[Opinion] Students should not be punished for speaking their minds on social media


Madison Lenard

Students should not be punished for vocalizing their thoughts and ideas. Outside of school, students should be entitled to their own thoughts.

Recently, the important issue of students’ freedom of speech and their First Amendment rights has resurfaced as the U.S. Supreme Court is currently hearing the case of Mahanoy Area School District v. B.L.

At the center of the debate is whether using online profanity off-campus is a punishable offense. This critical case began four years ago when a high school student, after not making her school’s varsity cheerleading team, used profanity against her school on social media over the weekend while at a convenience store.

This is especially relevant today because online posting is one of the primary methods students have used to communicate during the COVID-19 pandemic. In the last year, students have been forced to stay home with very little social interaction and outlets, creating a difficult and emotionally trying environment for teenagers. High schoolers are stressed and social media gives them an outlet to vent their emotions when things aren’t going their way. Therefore, public schools should not be allowed to punish students for speech that occurs off-campus as it violates a student’s freedom of speech.

Given that most kids use social media as a way to express themselves today, especially during the pandemic, this is a highly important case that could impact the rights of about 50 million public school students in the United States.

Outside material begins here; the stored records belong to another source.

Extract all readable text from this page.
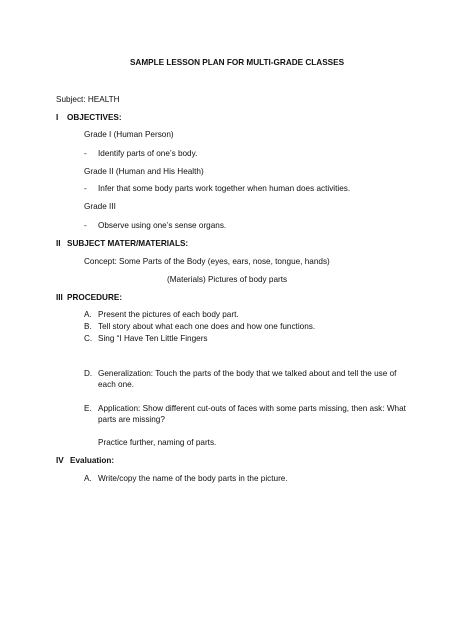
SAMPLE LESSON PLAN FOR MULTI-GRADE CLASSES
Subject: HEALTH
I OBJECTIVES:
Grade I (Human Person)
- Identify parts of one’s body.
Grade II (Human and His Health)
- Infer that some body parts work together when human does activities.
Grade III
- Observe using one’s sense organs.
II SUBJECT MATER/MATERIALS:
Concept: Some Parts of the Body (eyes, ears, nose, tongue, hands)
(Materials) Pictures of body parts
III PROCEDURE:
A. Present the pictures of each body part.
B. Tell story about what each one does and how one functions.
C. Sing “I Have Ten Little Fingers
D. Generalization: Touch the parts of the body that we talked about and tell the use of each one.
E. Application: Show different cut-outs of faces with some parts missing, then ask: What parts are missing?
Practice further, naming of parts.
IV Evaluation:
A. Write/copy the name of the body parts in the picture.
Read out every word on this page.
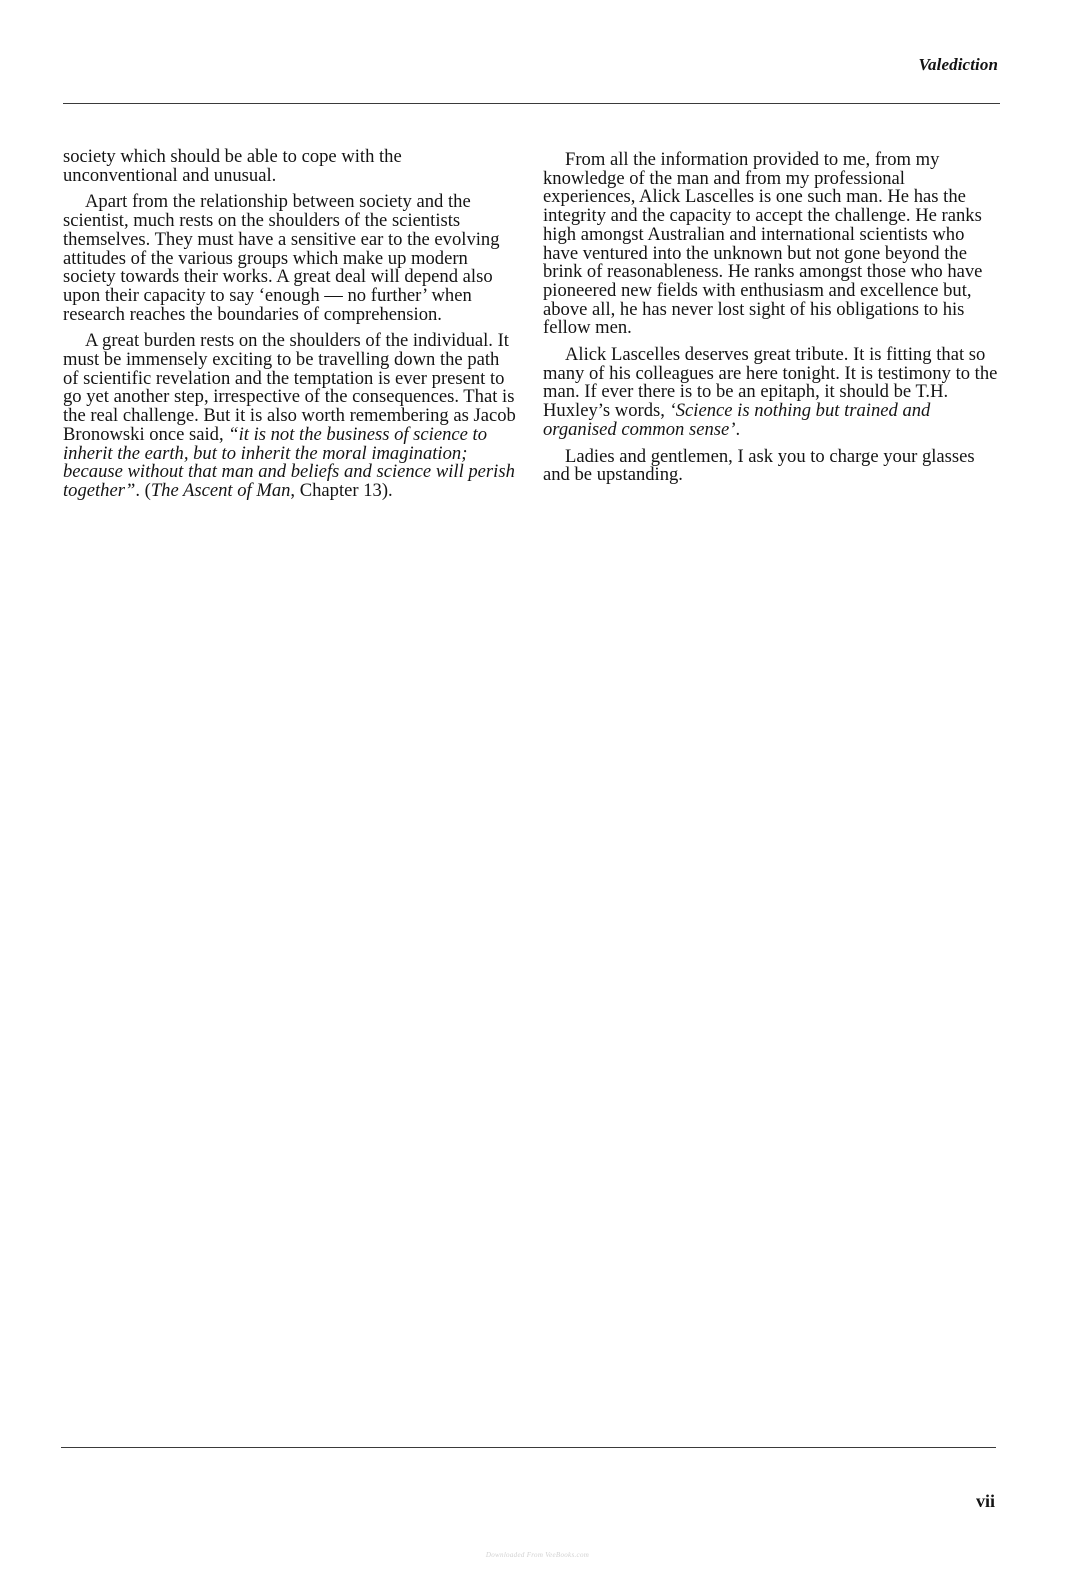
Valediction

society which should be able to cope with the unconventional and unusual.

Apart from the relationship between society and the scientist, much rests on the shoulders of the scientists themselves. They must have a sensitive ear to the evolving attitudes of the various groups which make up modern society towards their works. A great deal will depend also upon their capacity to say ‘enough — no further’ when research reaches the boundaries of comprehension.

A great burden rests on the shoulders of the individual. It must be immensely exciting to be travelling down the path of scientific revelation and the temptation is ever present to go yet another step, irrespective of the consequences. That is the real challenge. But it is also worth remembering as Jacob Bronowski once said, “it is not the business of science to inherit the earth, but to inherit the moral imagination; because without that man and beliefs and science will perish together”. (The Ascent of Man, Chapter 13).

From all the information provided to me, from my knowledge of the man and from my professional experiences, Alick Lascelles is one such man. He has the integrity and the capacity to accept the challenge. He ranks high amongst Australian and international scientists who have ventured into the unknown but not gone beyond the brink of reasonableness. He ranks amongst those who have pioneered new fields with enthusiasm and excellence but, above all, he has never lost sight of his obligations to his fellow men.

Alick Lascelles deserves great tribute. It is fitting that so many of his colleagues are here tonight. It is testimony to the man. If ever there is to be an epitaph, it should be T.H. Huxley’s words, ‘Science is nothing but trained and organised common sense’.

Ladies and gentlemen, I ask you to charge your glasses and be upstanding.

vii
Downloaded From VeeBooks.com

Penalizing students for expressing their emotions on social media will only make teenagers angrier and feel more distanced from their schools. Teenagers need outlets such as physical activity and socialization in order to thrive. A lot of that has been taken away from kids this year; this has had a massive effect on high schooler’s mental health. There has also been a major disconnect between students and their schools as most kids have been learning remotely during the pandemic.

In 2017, Brandi Levy, a then-freshman from Mahanoy Area High School in Mahanoy City, Pennsylvania, wrote a social media post on Snapchat during the weekend while at a convenience store. In her post, Levy featured a picture of herself making an obscene hand gesture and using profanity to voice her anger about not making the cheerleading squad. Even though Levy made the post off-campus, her school suspended her from the cheerleading team for a year, raising the issue of student freedom of speech off school grounds.

Levy filed a lawsuit, claiming her freedom of speech had been violated and the American Civil Liberties Union took her case to court. The case has garnered national attention for being the most crucial student speech case since Tinker v. Des Moines Independent Community School District in 1969, in which the Supreme Court ruled in favor of First Amendment free speech rights at school after a group of students in Iowa were suspended for donning black armbands to school in protest of the Vietnam War. The court ruled 7-2 that students have freedom of speech at school unless it was determined that it would cause mass disorder. In Levy’s case, there wasn’t any disruption caused at her school as a result of her post.

A ruling in the Mahanoy Area School District v. B.L.case is expected by the end of June.

Some people may argue that students shouldn’t be able to say whatever they want on social media regardless of whether they’re on campus or not. But if a student’s freedom of speech isn’t causing harm to anyone or inciting any school disruption, they should be allowed the freedom to express themselves over life’s disappointments without worrying about major ramifications.